Australien setzt zudem auf Abkommen mit Drittstaaten, die bereit sind, Flüchtlinge gegen Geld aufzunehmen. Solche Deals stehen rechtlich auf dünnem Eis, wie zuletzt ein Urteil des Obersten Gerichtshofs in London gegen ähnliche Pläne Großbritanniens zeigte.

Verteidigungsausgaben: Ambivalente Position der AfD

Ein weiteres Thema des Interviews waren die Verteidigungsausgaben Deutschlands. Weidel bekräftigte die Unterstützung der AfD für das Zwei-Prozent-Ziel der NATO. „Es sollte eigentlich viel mehr sein“, so Weidel. Im Grundsatzprogramm der AfD ist diese Verpflichtung jedoch nicht klar benannt. Die Partei spricht lediglich allgemein von der Erfüllung der Verpflichtungen gegenüber den NATO-Partnern.
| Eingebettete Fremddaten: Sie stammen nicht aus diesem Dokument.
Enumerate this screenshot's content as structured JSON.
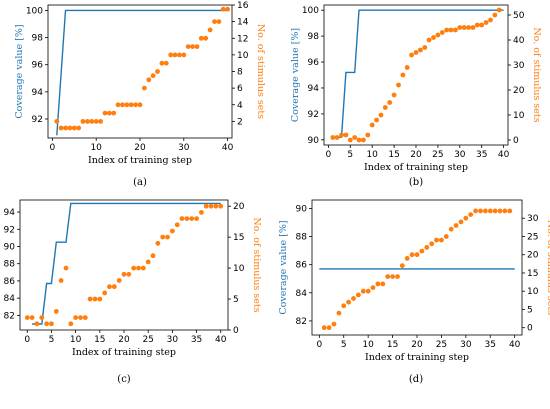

Weidel wiederholte die langjährige Forderung ihrer Partei nach einer stärkeren Aufrüstung der Bundeswehr. Im Europawahlprogramm der AfD wird der „Ausbau der wehrtechnischen Fähigkeiten“ sowie „neue wehrtechnische Programme“ gefordert.



Faktencheck widerlegt Aussagen

Das ZDF stellte sich nach dem Interview klar gegen die übertriebenen Darstellungen von Weidel. In einem ausführlichen Faktencheck widerlegte der Sender die Aussagen der AfD-Chefin.

Während Weidel ein Bild von Chaos und Unsicherheit zeichnet, zeigen die Daten ein differenzierteres und weniger dramatisches Bild. Faktenchecks dürften in Zukunft eine noch größere Bedeutung bekommen.